Автомобиль спускался по серпантину, а я так рассвирепел, что довел скорость до семидесяти. Я мог бы избавить от мучений многих людей, если бы свернул вправо и направил машину в обрыв.
Да, но какое состояние самоотверженно погибший коп может оставить жене и детям?
Вскоре я нарушил пятнадцатимильное молчание, спросив:
— Это действительно было тяжело?
— Да, только не в начале и не в конце срока. Вначале было легче, потому что губернаторский комитет все еще заседал и они ждали указаний. Кое-что должно быть известно каждому копу, лейтенант. Тюремному начальству может поступить указание, чтобы заключенный чувствовал себя как в отеле — разве только без женщин; или же, напротив, превратить его жизнь в ад, заставив мотать срок на полную катушку. Именно такое указание они получили насчет меня. Хадсон болтал чушь, будто я мог выйти на свободу полтора года назад. Они просто ждали, пока этот чертов комитет прекратит заседать. А под конец стало легче, возможно, потому, что они просто устали. Когда убедишь человека, что, даже если он станет прижигать тебе пятки раскаленным железом, ты все равно будешь только усмехаться, у него пропадает энтузиазм. Но в середине срока было скверно. Это не та ситуация, когда они стараются не оставлять на тебе следов. Тебя могут приковать к решетке и дубасить половинкой бейсбольной биты. Когда бита трескалась во время игры, от нее аккуратно отпиливали обломок с рукояткой для Бу Хадсона. Он так пыхтел, упражняясь на заключенных, что, казалось, вот-вот свалится в обморок. Я либо сидел в одиночке, либо выполнял самую тяжелую, грязную и опасную работу. Мне выделили худшую камеру в старом блоке — неотапливаемую зимой и раскалявшуюся докрасна летом. Меня били, пытали, накачивали касторкой так, чтобы лопнули кишки. Когда я начинал околевать, меня запихивали в больницу, хотя я ни разу об этом не просил. Да, лейтенант Хиллиер, это в самом деле было тяжело. Может быть, они бы не так усердствовали, несмотря на указания, но, когда человек не хнычет, не просит пощады, даже не вытирает кровь с лица и встает, пока его держат ноги, это доводит их до белого каления.
— По-твоему, было разумно играть в такие игры?
— Я получил то, что хотел.
— Что именно? Чувство глубокого удовлетворения? От того, что не поддался?
— Нет, Фенн, у меня на все есть свои причины. Ты этого никогда не понимал.
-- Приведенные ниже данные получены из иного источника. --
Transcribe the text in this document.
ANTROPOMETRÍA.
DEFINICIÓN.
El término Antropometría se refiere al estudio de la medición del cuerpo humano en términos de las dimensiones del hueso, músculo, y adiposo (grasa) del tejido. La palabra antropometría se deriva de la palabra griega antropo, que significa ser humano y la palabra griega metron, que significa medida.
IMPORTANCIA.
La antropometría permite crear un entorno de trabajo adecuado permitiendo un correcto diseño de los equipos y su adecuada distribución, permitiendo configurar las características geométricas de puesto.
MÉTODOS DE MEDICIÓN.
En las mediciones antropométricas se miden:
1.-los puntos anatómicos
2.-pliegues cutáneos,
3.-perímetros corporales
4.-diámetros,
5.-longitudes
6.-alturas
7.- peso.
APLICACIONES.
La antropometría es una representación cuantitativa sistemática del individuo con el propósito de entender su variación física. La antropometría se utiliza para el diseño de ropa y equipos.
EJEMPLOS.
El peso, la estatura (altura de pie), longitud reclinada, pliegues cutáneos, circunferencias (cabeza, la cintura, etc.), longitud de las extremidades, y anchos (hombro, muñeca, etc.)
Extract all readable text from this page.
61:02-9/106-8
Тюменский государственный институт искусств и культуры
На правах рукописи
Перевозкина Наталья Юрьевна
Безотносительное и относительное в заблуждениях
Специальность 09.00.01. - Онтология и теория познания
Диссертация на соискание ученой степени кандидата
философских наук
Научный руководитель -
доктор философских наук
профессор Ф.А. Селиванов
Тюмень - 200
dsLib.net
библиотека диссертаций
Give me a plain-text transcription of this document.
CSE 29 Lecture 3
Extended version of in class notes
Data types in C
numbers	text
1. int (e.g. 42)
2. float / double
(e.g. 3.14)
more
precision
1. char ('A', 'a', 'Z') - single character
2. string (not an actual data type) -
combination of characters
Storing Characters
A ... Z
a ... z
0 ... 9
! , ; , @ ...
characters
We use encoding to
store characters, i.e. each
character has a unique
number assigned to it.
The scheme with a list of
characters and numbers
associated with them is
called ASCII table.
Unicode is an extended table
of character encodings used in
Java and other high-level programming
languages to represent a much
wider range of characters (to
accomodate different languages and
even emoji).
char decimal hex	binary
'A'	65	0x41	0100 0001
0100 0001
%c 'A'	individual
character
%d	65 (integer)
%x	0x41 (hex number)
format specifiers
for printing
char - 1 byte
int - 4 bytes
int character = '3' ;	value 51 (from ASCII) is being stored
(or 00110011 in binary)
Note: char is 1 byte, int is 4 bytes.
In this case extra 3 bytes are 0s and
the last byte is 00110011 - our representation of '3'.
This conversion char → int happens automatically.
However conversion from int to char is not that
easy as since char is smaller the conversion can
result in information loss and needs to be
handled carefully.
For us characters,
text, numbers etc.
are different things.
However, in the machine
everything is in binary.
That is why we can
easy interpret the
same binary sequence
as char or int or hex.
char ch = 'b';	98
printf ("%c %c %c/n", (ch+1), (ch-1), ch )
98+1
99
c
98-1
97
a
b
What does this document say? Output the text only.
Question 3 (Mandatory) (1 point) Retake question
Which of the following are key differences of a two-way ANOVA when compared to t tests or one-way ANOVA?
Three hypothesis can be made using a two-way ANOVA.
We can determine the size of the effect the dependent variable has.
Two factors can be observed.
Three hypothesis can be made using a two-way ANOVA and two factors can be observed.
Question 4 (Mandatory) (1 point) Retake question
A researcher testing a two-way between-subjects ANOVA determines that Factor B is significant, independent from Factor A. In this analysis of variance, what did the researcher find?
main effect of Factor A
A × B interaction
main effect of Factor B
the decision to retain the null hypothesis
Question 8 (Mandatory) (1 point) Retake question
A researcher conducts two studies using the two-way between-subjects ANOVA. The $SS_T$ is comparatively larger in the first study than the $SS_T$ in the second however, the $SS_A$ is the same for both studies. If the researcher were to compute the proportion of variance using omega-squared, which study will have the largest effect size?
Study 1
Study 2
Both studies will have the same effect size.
К тому же это помогло мне обзавестись полезными друзьями, и не только.
— Что ты имеешь в виду?
— Я начал то, что Уоли, Хадсон и все их жалкие тюремщики не смогут остановить. Они теряют контроль. Им еще неизвестно, насколько плоха ситуация, но скоро они это узнают, лейтенант. Они находятся в клетке со львами, которые поняли, что не следует бояться ни свистка ни бича. Признаюсь, я испытываю от этого удовлетворение.
— Тюремная система в этом штате… не соответствует общенациональным стандартам.
— Это уж точно!
— Не хватает денег, чтобы нанять достаточно квалифицированных…
— Харперсберг построили в расчете на восемьсот заключенных, а туда запихнули тысячу семьсот и еще до того, как я туда попал, запретили все гражданские инспекции, иначе налогоплательщики, увидев, что там творится, с криками возмущения выбежали бы на улицы.
— Но разве гражданские чиновники совсем не посещают…
— Им устраивают краткую экскурсию по блоку «А», где все постоянно улыбаются, они посещают одну больничную палату, потом выслушивают маленькую речь прирученного психолога и угощаются большой порцией бурбона в кабинете начальника. Ты делаешь великое дело для закона и порядка, арестовывая крутых парней вроде меня и отправляя их на отдых в Харперсберг.
— Не я решаю, куда…
— Но ты часть этой гнилой системы, малыш, и держишь рот на замке, так как, если ты его откроешь, они снимут с тебя значок и добрый старый, Бу Хадсон перестанет с тобой здороваться.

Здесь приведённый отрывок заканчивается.